Strange how word association will lead your thoughts down a rabbit warren, I guess that is why it is used by psychologists. I have been receiving physical therapy for an injury to my shoulder. You could be excused for saying it was self inflicted in so far as it was a result of the severe stress experienced over the final few months of my working life. See this blog for details.
I was so stressed that apparently I kept my shoulders hunched up and tensed, literally for months. I suppose normal activities with this posture caused damage, and the damage consisted of a displacement of the muscle. Physical therapy involves the expert manipulation of the humerus muscle back into its correct location - a somewhat painful procedure (for me, not for the therapist) and a series of exercises and stretching to retrain and strengthen that and other supporting muscles; and of course, stop hunching and tensing my shoulders.The latter is a whole lot easier now that the source of the stress has been almost completely removed. I say almost, because I still worry about the team I abandoned to be continuously bullied by the person who drove me into retirement.
So, you might ask, where do nuns fit into this? That is where the word association comes in. The injury was the result of my posture, which was something that I remembered was very important to nuns; though not exactly. They constantly berated us for our 'deportment' which, as a child, I assumed meant posture.

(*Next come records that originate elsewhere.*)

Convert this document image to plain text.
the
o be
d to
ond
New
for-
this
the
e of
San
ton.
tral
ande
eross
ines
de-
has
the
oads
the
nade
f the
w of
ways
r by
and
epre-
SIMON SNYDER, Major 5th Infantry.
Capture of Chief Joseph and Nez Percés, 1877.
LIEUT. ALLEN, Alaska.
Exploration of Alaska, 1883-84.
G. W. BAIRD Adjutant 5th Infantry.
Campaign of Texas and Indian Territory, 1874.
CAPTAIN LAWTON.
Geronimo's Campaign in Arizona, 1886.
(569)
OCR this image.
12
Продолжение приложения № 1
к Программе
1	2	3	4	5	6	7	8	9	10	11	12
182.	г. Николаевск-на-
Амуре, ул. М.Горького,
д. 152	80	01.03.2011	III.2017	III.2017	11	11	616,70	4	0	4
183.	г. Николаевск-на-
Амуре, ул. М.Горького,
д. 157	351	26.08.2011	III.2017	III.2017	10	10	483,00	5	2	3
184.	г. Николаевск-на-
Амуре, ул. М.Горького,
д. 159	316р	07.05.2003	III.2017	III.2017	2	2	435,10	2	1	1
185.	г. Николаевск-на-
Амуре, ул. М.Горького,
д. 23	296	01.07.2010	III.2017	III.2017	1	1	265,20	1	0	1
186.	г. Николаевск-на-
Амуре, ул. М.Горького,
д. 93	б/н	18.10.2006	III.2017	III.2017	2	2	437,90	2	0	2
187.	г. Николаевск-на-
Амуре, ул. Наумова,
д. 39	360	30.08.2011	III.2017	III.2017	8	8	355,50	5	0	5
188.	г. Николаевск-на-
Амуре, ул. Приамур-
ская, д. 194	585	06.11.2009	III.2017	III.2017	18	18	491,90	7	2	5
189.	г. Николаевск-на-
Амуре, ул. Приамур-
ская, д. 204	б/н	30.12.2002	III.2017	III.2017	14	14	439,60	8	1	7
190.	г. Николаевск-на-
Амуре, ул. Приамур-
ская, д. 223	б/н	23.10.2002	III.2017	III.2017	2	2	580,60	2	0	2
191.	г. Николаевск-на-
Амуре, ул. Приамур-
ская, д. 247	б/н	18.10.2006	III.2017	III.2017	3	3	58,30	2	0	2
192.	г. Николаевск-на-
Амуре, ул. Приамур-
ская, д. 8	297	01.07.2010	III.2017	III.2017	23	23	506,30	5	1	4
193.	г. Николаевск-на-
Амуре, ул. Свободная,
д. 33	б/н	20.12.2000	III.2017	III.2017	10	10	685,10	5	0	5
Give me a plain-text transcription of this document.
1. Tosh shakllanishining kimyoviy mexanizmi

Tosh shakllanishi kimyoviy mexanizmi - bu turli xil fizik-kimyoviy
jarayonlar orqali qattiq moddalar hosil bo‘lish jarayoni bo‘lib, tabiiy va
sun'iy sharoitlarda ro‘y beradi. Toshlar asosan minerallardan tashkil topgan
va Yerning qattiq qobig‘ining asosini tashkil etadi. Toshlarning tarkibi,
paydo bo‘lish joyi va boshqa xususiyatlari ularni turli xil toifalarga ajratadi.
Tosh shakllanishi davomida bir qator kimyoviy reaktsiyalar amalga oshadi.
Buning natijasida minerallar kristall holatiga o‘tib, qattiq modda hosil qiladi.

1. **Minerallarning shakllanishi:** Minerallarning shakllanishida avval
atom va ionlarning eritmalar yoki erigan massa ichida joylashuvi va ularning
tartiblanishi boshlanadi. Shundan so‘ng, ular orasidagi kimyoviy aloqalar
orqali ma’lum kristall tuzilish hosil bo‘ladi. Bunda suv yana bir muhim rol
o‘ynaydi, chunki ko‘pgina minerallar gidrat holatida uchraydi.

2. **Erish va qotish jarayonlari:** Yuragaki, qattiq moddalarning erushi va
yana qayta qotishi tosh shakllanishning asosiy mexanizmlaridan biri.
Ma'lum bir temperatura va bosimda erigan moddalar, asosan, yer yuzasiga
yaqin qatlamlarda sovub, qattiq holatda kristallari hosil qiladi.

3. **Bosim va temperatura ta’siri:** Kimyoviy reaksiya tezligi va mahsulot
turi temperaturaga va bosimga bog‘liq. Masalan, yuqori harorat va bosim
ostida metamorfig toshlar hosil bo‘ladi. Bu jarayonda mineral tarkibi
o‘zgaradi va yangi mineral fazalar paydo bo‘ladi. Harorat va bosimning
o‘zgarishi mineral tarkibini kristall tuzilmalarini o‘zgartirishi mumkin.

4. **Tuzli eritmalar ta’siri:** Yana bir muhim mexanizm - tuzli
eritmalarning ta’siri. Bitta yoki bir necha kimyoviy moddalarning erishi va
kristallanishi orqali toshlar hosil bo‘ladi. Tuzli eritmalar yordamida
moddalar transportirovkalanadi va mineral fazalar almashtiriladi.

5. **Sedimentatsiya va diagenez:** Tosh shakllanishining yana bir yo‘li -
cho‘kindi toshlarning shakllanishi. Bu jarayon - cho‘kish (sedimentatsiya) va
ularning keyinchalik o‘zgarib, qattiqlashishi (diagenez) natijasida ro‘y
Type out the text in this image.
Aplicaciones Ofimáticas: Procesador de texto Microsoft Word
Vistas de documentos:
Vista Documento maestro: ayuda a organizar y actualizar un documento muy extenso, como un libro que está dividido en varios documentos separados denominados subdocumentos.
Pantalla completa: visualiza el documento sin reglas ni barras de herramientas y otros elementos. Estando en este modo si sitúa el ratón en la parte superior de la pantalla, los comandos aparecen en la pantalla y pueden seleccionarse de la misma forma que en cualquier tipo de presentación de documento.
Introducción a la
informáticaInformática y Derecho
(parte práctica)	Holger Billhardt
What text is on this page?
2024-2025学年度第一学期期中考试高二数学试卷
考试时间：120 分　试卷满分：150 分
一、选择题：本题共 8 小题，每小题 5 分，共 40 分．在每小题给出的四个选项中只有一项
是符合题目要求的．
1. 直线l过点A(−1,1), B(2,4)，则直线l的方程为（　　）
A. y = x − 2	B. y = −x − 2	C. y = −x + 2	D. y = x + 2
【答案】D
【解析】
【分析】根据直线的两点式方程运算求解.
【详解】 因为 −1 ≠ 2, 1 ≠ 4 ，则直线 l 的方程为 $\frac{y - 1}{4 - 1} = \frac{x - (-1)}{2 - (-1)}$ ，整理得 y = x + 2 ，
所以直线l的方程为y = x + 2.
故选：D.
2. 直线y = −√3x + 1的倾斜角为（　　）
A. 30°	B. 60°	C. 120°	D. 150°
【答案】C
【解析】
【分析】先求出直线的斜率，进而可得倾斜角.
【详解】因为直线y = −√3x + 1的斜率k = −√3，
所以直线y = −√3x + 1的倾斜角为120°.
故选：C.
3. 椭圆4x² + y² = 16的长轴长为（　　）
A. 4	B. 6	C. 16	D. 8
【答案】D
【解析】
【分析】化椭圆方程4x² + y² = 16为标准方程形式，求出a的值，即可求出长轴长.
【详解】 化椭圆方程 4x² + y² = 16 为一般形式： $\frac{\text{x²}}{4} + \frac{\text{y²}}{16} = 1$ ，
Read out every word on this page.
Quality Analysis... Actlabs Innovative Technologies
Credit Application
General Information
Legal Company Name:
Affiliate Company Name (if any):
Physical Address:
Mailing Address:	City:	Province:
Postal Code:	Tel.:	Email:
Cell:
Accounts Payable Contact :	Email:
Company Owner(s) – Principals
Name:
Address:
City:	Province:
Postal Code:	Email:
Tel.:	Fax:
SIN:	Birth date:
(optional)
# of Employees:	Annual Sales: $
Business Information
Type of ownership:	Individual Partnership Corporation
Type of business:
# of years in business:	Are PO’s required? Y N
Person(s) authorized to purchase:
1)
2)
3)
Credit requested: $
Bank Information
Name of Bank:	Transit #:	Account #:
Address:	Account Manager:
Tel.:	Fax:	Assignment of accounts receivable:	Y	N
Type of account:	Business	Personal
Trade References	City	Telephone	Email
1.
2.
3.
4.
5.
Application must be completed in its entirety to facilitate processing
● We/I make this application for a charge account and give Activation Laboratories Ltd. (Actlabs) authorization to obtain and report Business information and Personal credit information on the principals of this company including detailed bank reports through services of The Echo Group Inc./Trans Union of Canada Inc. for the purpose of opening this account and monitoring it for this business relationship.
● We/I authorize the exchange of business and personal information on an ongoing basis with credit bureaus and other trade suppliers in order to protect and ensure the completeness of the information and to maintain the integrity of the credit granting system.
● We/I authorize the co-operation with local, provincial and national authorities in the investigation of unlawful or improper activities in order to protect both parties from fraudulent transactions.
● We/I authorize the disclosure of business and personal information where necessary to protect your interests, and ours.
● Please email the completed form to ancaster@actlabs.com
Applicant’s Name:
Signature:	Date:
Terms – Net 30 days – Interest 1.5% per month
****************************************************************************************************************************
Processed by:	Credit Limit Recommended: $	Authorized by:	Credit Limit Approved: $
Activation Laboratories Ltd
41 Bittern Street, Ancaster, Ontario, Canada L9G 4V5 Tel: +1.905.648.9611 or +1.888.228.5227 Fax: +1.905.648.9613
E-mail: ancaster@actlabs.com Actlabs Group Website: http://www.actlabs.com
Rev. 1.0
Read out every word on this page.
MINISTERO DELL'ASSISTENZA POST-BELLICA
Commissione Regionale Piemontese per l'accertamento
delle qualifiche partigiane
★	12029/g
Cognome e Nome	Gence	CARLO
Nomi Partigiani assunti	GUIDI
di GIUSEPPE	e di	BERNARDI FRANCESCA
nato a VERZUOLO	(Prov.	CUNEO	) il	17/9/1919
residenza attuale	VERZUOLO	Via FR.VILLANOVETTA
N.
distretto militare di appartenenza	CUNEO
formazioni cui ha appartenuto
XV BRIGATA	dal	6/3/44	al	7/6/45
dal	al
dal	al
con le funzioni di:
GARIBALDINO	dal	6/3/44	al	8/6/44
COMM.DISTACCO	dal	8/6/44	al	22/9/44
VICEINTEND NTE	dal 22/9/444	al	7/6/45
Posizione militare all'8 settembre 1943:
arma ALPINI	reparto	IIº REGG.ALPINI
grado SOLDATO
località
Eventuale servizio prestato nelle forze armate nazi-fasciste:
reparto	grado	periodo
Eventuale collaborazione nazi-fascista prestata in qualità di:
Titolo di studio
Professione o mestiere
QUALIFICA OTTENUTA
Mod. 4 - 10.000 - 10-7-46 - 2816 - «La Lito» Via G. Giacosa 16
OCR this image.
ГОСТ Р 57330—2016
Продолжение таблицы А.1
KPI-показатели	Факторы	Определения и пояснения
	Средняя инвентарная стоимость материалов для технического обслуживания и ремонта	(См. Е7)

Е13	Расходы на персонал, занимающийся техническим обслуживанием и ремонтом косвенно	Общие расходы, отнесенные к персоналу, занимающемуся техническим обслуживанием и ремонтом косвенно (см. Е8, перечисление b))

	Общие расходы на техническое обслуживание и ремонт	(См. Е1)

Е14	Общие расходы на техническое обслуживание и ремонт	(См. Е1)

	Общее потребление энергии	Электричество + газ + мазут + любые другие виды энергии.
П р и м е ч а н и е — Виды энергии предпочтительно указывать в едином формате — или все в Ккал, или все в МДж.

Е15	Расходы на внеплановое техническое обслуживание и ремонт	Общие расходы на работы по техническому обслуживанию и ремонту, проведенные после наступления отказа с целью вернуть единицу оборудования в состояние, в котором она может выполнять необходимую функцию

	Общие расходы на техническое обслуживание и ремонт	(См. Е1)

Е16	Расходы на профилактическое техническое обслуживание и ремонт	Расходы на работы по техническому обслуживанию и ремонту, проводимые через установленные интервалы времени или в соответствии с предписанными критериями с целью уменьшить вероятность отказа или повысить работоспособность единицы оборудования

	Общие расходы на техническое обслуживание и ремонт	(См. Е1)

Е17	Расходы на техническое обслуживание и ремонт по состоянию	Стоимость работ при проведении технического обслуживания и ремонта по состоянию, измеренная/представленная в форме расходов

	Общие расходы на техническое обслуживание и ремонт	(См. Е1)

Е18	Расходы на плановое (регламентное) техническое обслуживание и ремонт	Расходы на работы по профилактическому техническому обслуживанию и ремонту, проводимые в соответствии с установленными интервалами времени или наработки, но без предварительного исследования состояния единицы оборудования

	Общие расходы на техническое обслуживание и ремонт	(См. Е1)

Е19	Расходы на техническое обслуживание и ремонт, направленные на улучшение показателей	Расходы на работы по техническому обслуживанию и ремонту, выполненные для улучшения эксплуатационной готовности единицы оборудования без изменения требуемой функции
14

I am still not sure if they knew the difference but I expect they did.To be fair, my grandmother was also very fussy about standing and sitting straight, particularly keeping shoulders straight - now I see why.
I hated the nuns and because I went to a convent school, I hated school by association. The first bad experience I had with nuns was when I was four years old; my first day of school. I was seated at the front of the classroom, unfortunately for me, a bamboo cane distance from the nun perched, like a buzzard, at the rostrum in front of me. The girl beside me was chatting and I was listening; suddenly a sharp pain shot through my tiny hand. The nun looked at me with a fierce frown and told me to stop talking. She had brought the bamboo cane down on the tip of my thumb - hard. Apart from the shock and pain, I was furious at the injustice, I was not talking, I was listening.The second stored up reason for hating nuns was when I was seven, preparing for my first communion, learning the ten commandments and what was a mortal sin. The nun told us that if we didn't go to mass on Sunday, every Sunday, that was a mortal sin; and if you die with a mortal sin on your soul you will go straight to hell, no questions asked. My mother didn't go to mass on Sunday. I worried desperately about her going to hell and had frequent nightmares about it - until I realized that was clearly not true.My mother was a really good person and either there was no hell, no heaven and no god or she would definitely go to heaven. The conclusion was that nuns were liars and could not be trusted.
As those nightmares subsided the nuns found another way to scare the shite out of a small child. Towards the end of the year one of the nuns died; the convent had their own private graveyard and the funeral procession consisted of the all of the nuns and all of the schoolgirls, smallest to the front. I am small now, and was most definitely the smallest girl in the school then - I was to lead the procession to the graveside where all of the girls were arranged around the grave, smallest to the front. My nightmares for months after that were of watching the coffin being lowered into the deep hole in the ground; I teetered on the edge, as I discovered for the first time what happens to you when you die - presumably the next stop was hell.
Nuns eventually turned me against religion totally.